Wearing less, going out more, gettin the money right, and spicy evening insta stories are a parade for ourselves and our friends. The target audience never even bought a ticket. In the age of being able to see who's seen what, exes are too proud, or didn’t give a shit in the first place to see how their once better half is living.
We crave the stunt, right? The mug in my coffee is still hot, there’s still gas in my tank, and I’m still making moves without you. What grander validation is there after a hurt?
This story forces that audience member not only to buy a ticket, but to have to show up for every moment. He has no choice but to stew on what he lost, to appreciate it a little more still each day, and know he can never have it again.
At the same time, the story isn’t petty. It’s painful. Human emotions coming through a literal bird’s eye understanding.
My mother recommended this short story to me because of the irony and humor. As I was reading, I couldn't help thinking about how heartbreaking this story is and not the humor in it. Don't get me wrong, I am able to recognize the humorous parts of the story, but it is incredibly sad. The writing is fantastic though. Robert Olen Butler does a superb job of making the husband parrot come to life and captures the essence of both the parrot and the former husband.
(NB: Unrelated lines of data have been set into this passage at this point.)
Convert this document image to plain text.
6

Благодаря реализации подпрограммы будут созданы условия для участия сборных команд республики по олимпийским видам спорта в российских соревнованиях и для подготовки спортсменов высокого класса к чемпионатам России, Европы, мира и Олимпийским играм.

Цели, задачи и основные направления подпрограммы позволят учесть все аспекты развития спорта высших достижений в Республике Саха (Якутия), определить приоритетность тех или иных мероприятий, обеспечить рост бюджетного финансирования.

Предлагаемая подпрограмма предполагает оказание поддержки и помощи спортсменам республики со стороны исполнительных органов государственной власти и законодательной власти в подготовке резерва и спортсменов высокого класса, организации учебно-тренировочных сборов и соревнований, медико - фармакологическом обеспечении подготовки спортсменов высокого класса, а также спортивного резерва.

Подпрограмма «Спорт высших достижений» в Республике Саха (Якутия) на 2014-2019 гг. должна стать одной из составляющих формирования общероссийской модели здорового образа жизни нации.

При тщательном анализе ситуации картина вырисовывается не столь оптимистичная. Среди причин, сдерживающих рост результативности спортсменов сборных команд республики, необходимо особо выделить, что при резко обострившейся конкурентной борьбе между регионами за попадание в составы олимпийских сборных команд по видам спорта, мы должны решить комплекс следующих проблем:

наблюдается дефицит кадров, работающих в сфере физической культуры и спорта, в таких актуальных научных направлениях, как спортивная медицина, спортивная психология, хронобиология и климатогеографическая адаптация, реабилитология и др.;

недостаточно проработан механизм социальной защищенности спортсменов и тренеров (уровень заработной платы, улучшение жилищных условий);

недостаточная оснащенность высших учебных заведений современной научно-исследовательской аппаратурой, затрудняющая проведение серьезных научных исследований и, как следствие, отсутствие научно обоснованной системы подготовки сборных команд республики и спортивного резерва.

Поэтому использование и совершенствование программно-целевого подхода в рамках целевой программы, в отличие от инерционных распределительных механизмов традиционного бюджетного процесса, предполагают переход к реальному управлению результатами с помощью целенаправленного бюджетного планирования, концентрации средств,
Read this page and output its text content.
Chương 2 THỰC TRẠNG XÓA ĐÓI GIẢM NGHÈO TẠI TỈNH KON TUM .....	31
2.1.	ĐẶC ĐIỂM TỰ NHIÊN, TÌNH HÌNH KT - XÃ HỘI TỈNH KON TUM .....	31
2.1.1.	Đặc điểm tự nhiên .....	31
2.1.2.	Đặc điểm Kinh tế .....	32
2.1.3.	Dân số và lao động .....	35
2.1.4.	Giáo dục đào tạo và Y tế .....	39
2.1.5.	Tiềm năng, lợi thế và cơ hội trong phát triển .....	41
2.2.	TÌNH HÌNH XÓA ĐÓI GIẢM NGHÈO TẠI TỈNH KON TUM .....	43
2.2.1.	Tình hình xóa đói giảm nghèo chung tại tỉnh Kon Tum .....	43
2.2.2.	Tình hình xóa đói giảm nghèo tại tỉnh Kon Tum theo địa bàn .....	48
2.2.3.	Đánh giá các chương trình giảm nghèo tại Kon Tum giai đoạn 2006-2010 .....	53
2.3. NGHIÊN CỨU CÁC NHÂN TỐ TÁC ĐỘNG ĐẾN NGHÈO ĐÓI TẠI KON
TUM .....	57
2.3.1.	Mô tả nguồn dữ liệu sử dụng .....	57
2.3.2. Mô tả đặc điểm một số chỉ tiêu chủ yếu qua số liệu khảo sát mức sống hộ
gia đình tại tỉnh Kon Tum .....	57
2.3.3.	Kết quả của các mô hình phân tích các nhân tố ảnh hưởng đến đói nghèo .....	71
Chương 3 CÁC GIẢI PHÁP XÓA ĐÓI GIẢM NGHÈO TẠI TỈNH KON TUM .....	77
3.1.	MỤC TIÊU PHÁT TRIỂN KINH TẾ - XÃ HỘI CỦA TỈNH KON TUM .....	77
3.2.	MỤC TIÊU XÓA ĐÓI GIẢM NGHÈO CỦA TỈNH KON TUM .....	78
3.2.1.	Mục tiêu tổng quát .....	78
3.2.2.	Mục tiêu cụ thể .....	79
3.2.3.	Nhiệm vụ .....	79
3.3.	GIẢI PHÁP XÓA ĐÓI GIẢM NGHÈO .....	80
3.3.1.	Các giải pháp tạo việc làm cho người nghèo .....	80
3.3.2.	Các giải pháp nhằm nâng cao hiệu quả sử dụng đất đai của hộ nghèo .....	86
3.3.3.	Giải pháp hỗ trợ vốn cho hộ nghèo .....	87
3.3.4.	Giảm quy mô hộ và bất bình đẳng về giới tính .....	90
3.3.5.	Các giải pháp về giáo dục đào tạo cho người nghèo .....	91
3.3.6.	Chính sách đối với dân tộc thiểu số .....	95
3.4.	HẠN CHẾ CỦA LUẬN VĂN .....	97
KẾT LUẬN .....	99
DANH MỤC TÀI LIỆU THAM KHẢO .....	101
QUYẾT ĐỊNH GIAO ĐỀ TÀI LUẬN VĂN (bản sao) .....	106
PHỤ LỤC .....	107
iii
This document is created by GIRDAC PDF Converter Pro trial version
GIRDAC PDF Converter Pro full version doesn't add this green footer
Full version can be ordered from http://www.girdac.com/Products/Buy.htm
A husband is reincarnated as a parrot and from his cage, he watches and tries to communicate with his wife as she lives her life without his human presence.
I really enjoyed this story. It's just so funny at first, the idea of a jealous husband being trapped in the body of a parrot. But it eventually feels like it's almost a special kind of hell. So it's funny and sad all at the same time.
While it wasn’t a favorite story for me personally, the writing was very well done and the imagination behind it was intriguing. I enjoyed the craft behind it!